Cet homme rêvait de nouvelles vêpres siciliennes dans les régions voisines de l’équateur.

Ses trames ourdies, Hopsake reprit la route de Gorée, rejoignit son navire et, ayant levé l’ancre après avoir reçu des approvisionnements du trop honnête du Casse, il repartit pour la Hollande.

On était dans les premiers jours de mars 1679. Peu de temps après, vers le 10 du même mois, les navires français qui naviguaient sur les côtes de ces pays prirent le large. A peine s’étaient-ils éloignés que le roi Sin se mit en pleine révolte. (Royaume de Joal.)

Il fit jeter les agents de la compagnie en prison et livra leurs magasins au pillage.

Le roi de Baol ne tarda pas à suivre l’exemple de son voisin et allié et à faire mettre également à sac les comptoirs de Joal.

A peine du Casse eut-il connaissance de ces désordres qu’avec son activité ordinaire, sans perdre un instant, il se mit en mesure de les réprimer.
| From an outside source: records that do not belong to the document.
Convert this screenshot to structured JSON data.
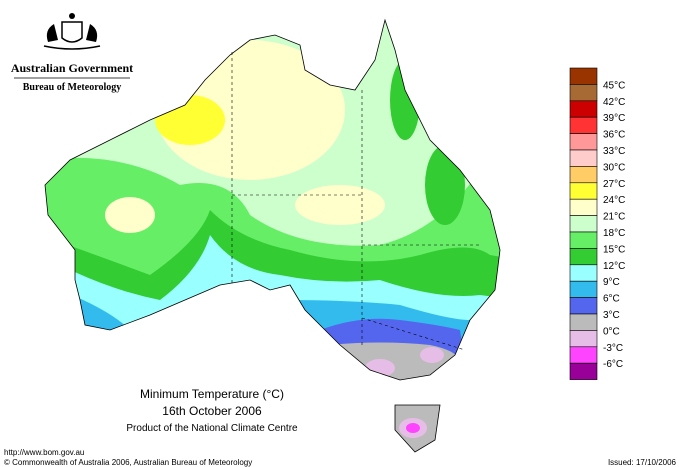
{
  "header": {
    "government": "Australian Government",
    "agency": "Bureau of Meteorology"
  },
  "legend": {
    "labels": [
      "45°C",
      "42°C",
      "39°C",
      "36°C",
      "33°C",
      "30°C",
      "27°C",
      "24°C",
      "21°C",
      "18°C",
      "15°C",
      "12°C",
      "9°C",
      "6°C",
      "3°C",
      "0°C",
      "-3°C",
      "-6°C"
    ],
    "colors": [
      "#993300",
      "#a86a34",
      "#cc0000",
      "#ff3333",
      "#ff9999",
      "#ffcccc",
      "#ffcc66",
      "#ffff33",
      "#ffffcc",
      "#ccffcc",
      "#66ee66",
      "#33cc33",
      "#99ffff",
      "#33bbee",
      "#5566ee",
      "#bbbbbb",
      "#e6bde6",
      "#ff44ff",
      "#990099"
    ]
  },
  "map": {
    "title": "Minimum Temperature (°C)",
    "date": "16th October 2006",
    "credit": "Product of the National Climate Centre"
  },
  "footer": {
    "url": "http://www.bom.gov.au",
    "copyright": "© Commonwealth of Australia 2006, Australian Bureau of Meteorology",
    "issued": "Issued: 17/10/2006"
  }
}
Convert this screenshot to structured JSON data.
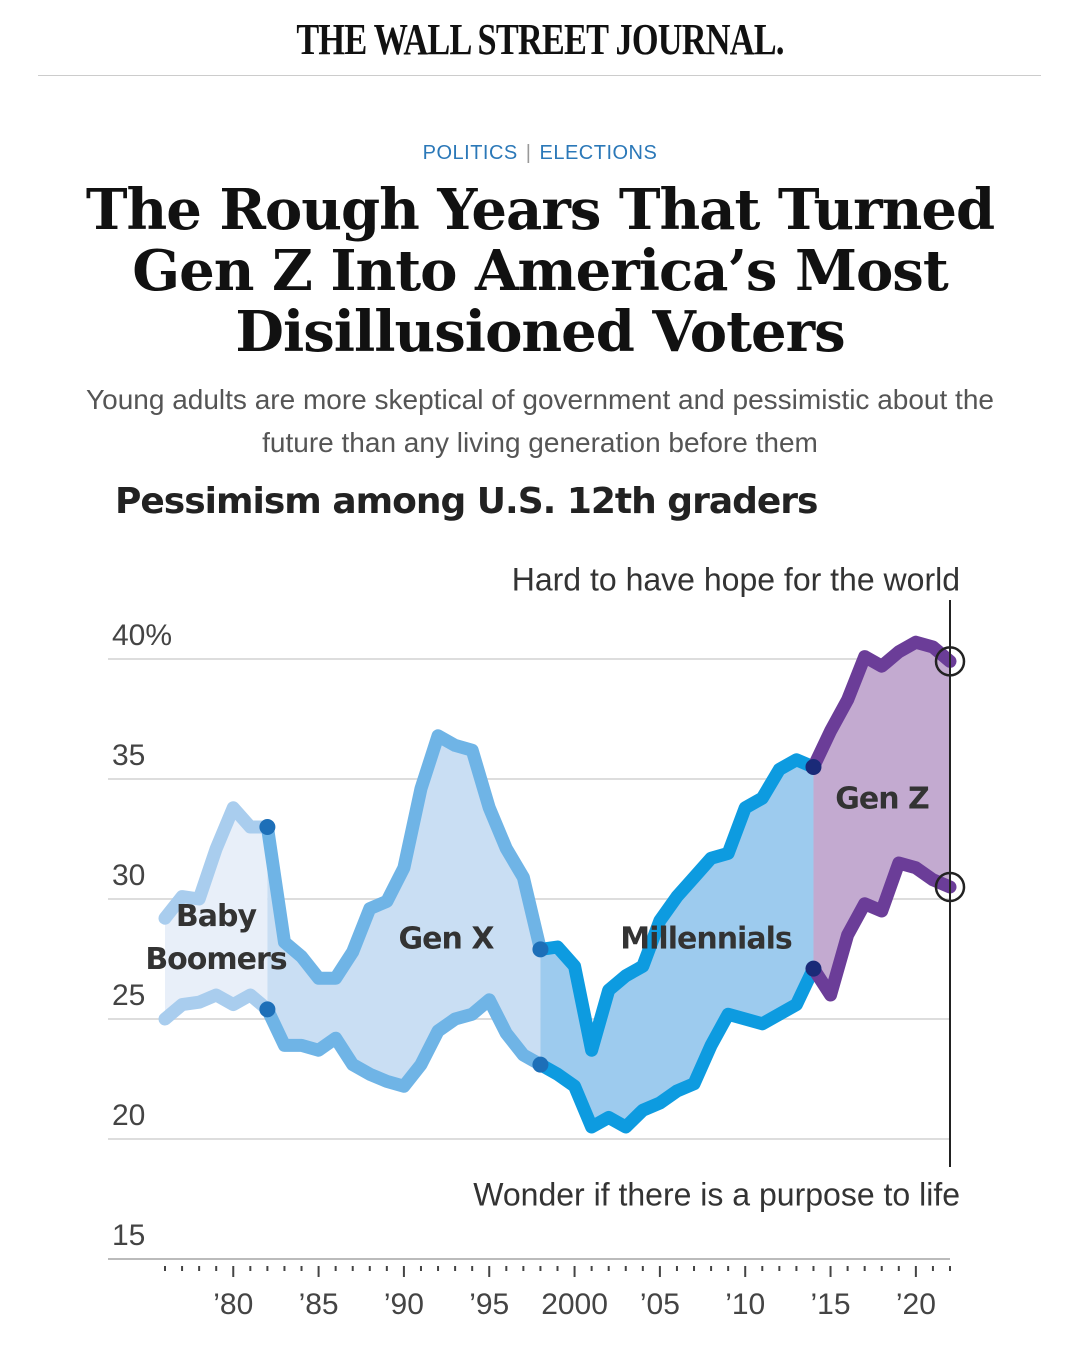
{
  "header": {
    "masthead": "THE WALL STREET JOURNAL.",
    "section": "POLITICS",
    "subsection": "ELECTIONS",
    "headline": "The Rough Years That Turned Gen Z Into America’s Most Disillusioned Voters",
    "dek": "Young adults are more skeptical of government and pessimistic about the future than any living generation before them"
  },
  "chart_data": {
    "type": "line",
    "title": "Pessimism among U.S. 12th graders",
    "x": [
      1976,
      1977,
      1978,
      1979,
      1980,
      1981,
      1982,
      1983,
      1984,
      1985,
      1986,
      1987,
      1988,
      1989,
      1990,
      1991,
      1992,
      1993,
      1994,
      1995,
      1996,
      1997,
      1998,
      1999,
      2000,
      2001,
      2002,
      2003,
      2004,
      2005,
      2006,
      2007,
      2008,
      2009,
      2010,
      2011,
      2012,
      2013,
      2014,
      2015,
      2016,
      2017,
      2018,
      2019,
      2020,
      2021,
      2022
    ],
    "series": [
      {
        "name": "Hard to have hope for the world",
        "values": [
          29.2,
          30.1,
          30.0,
          32.1,
          33.8,
          33.0,
          33.0,
          28.2,
          27.6,
          26.7,
          26.7,
          27.8,
          29.6,
          29.9,
          31.3,
          34.6,
          36.8,
          36.4,
          36.2,
          33.8,
          32.1,
          30.9,
          27.9,
          28.0,
          27.2,
          23.7,
          26.2,
          26.8,
          27.2,
          29.1,
          30.1,
          30.9,
          31.7,
          31.9,
          33.8,
          34.2,
          35.4,
          35.8,
          35.5,
          37.0,
          38.3,
          40.1,
          39.7,
          40.3,
          40.7,
          40.5,
          39.9
        ]
      },
      {
        "name": "Wonder if there is a purpose to life",
        "values": [
          25.0,
          25.6,
          25.7,
          26.0,
          25.6,
          26.0,
          25.4,
          23.9,
          23.9,
          23.7,
          24.2,
          23.1,
          22.7,
          22.4,
          22.2,
          23.1,
          24.5,
          25.0,
          25.2,
          25.8,
          24.4,
          23.5,
          23.1,
          22.7,
          22.2,
          20.5,
          20.9,
          20.5,
          21.2,
          21.5,
          22.0,
          22.3,
          23.9,
          25.2,
          25.0,
          24.8,
          25.2,
          25.6,
          27.1,
          26.0,
          28.5,
          29.8,
          29.5,
          31.5,
          31.3,
          30.8,
          30.5
        ]
      }
    ],
    "generations": [
      {
        "name": "Baby Boomers",
        "start": 1976,
        "end": 1982,
        "color": "#a9cdee",
        "fill": "#e8eff9"
      },
      {
        "name": "Gen X",
        "start": 1982,
        "end": 1998,
        "color": "#6fb4e6",
        "fill": "#c9def3"
      },
      {
        "name": "Millennials",
        "start": 1998,
        "end": 2014,
        "color": "#0d9be0",
        "fill": "#9dcbee"
      },
      {
        "name": "Gen Z",
        "start": 2014,
        "end": 2022,
        "color": "#6b3d98",
        "fill": "#c3aad0"
      }
    ],
    "xlim": [
      1976,
      2022
    ],
    "ylim": [
      15,
      41.5
    ],
    "xticks": [
      {
        "value": 1980,
        "label": "’80"
      },
      {
        "value": 1985,
        "label": "’85"
      },
      {
        "value": 1990,
        "label": "’90"
      },
      {
        "value": 1995,
        "label": "’95"
      },
      2000,
      {
        "value": 2005,
        "label": "’05"
      },
      {
        "value": 2010,
        "label": "’10"
      },
      {
        "value": 2015,
        "label": "’15"
      },
      {
        "value": 2020,
        "label": "’20"
      }
    ],
    "yticks": [
      15,
      20,
      25,
      30,
      35,
      {
        "value": 40,
        "label": "40%"
      }
    ],
    "grid": true
  }
}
De la rivière de Gambie où il se trouvait encore, il revient à Gorée, réunit les troupes françaises en garnison dans la colonie, et à leur tête entre dans le royaume de Baol. Il prend et brûle plusieurs villages sur la côte, bat partout les indigènes et terrifie la population. Maître en peu de jours de tout le littoral, il s’apprête à envahir l’intérieur du pays. Le roi de Baol, épouvanté des rapides progrès du corps expéditionnaire, envoie à du Casse deux grands seigneurs chargés d’implorer de lui la paix, s’en remettant presque à sa discrétion pour en déterminer les conditions. Du Casse exige qu’on lui livre comme otages deux parents du roi; puis il met à la voile dans la direction de Joal, où il fait une descente avec ses troupes. A peine a-t-il entamé les hostilités que le roi du pays envoie sa soumission.

Du Casse prend également deux otages à Joal, impose au roi un traité de paix très-avantageux pour la France et se rend le 5 avril à Rufisk. Persuadé qu’il a terrifié les nègres par ses deux rapides expéditions dans les royaumes du Baol et de Joal et qu’il ne court nul danger désormais, il débarque à Rufisk (royaume de Cayor) avec quelques agents, et seize matelots qui composent l’équipage de sa chaloupe. Pendant qu’il visite les magasins, il se trouve tout à coup entouré par plus de trois mille nègres; néanmoins la crainte qu’il leur inspire est si grande, que ceux-ci, tout en le menaçant, hésitent à s’emparer de sa personne. Cette hésitation de leur part donne le temps à du Casse de se retrancher dans les comptoirs; la lutte s’engage, les Français repoussent toutes les attaques pendant trois heures. La nuit vient enfin, mais les nègres, au moyen de flèches enflammées, mettent le feu aux magasins. Pour éviter d’être brûlé vif, du Casse sort avec son monde, s’ouvre un passage, parvient jusqu’au rivage et regagne sa chaloupe à la nage.

Il s’était tiré sain et sauf de cette bagarre, grâce à son courage et à sa résolution. Mais il n’en était pas de même de tous ses hommes. Sur seize matelots, dix avaient été tués et quatre grièvement blessés. Les agents qui l’accompagnaient avaient été éprouvés dans la même proportion.

Le lendemain, du Casse arme des brigantins et des chaloupes pour courir sus, le long de la côte, aux bateaux-pêcheurs nègres.